The LAMB Health Care Foundation (LHCF) is a Christian charitable trust founded and registered as a UK charity in 2003 - number 1101217. It takes its name from the LAMB Project in north-west Bangladesh (LAMB stands for Lutheran Aid to Medicine in Bangladesh). LHCF was set up by supporters in the UK who wish to see the LAMB Project and its vision continue to develop. The Foundation’s main objectives are the relief of poverty, sickness and disability in South Asia. Currently we are concentrating on providing financial support to the LAMB Project and promoting its model of integrated health care and community development, with emphasis on the rights of women.
North west Bangladesh is a rural area where 50% of the people are landless labourers for whom life is lived at the margin. The main crop is paddy (rice) with two harvests a year, but most labourers are lucky to get work for only half the year. Money for healthcare is rarely available.
LAMB’s emphasis is to provide access to affordable healthcare by the poorest women and children. 70% of patients are too poor to pay the modest fees charged by the hospital to cover its costs and need financial help. In LAMB’s target areas 30% of women have their babies in local safe delivery units or in the hospital, compared with 10% in the country as a whole, and maternal and infant mortality is substantially less then the national average.

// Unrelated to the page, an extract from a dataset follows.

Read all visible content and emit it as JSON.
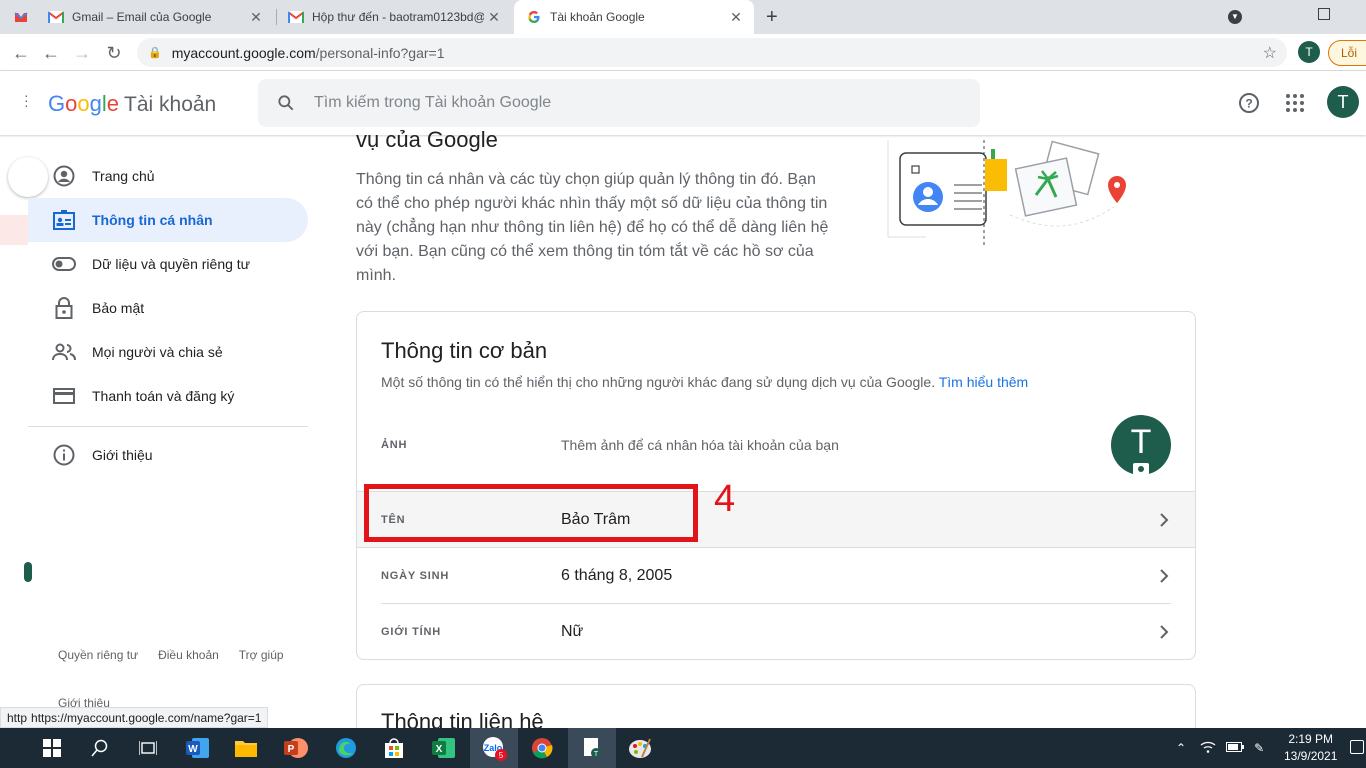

The LAMB Project trains Village Health Volunteers, who provide public health advice and basic health care in the community; helps communities to set up and manage local Health Care Centres incorporating maternity clinics; and runs a 150-bed hospital, which specialises in obstetrics and gynaecology but also includes medicine, paediatrics and general surgery. It also has disability and tuberculosis programmes; and a Community Capacity Development Programme, which helps groups of women achieve financial self-reliance and play an active role in their communities. The Project has a catchment area of over 1.5 million people and the hospital admits over 8,000 in-patients a year and sees around 55,000 out-patients. For more detail, see
LAMB model.
LAMB is currently receiving, via LHCF, a grant from the Department for International Development to develop the LAMB model and extend it into some new districts. For more detail, see
The DFID Project.
The LAMB Project website is at
www.lambproject.org
The LAMB Project’s aim is to serve the poor and under-privileged, especially women and children. It has never turned a patient away. In an area where the wage for a day labourer is about 60 pence a day, many do not seek health care until is too late, because they are afraid of the cost. It is well known locally that LAMB treats first and looks at the question of payment later. For this reason the poor come to LAMB. This is made possible by the Poor Fund, which pays for those who cannot afford even the low cost of their treatment and in total provides a subsidy of about £60,000 a year.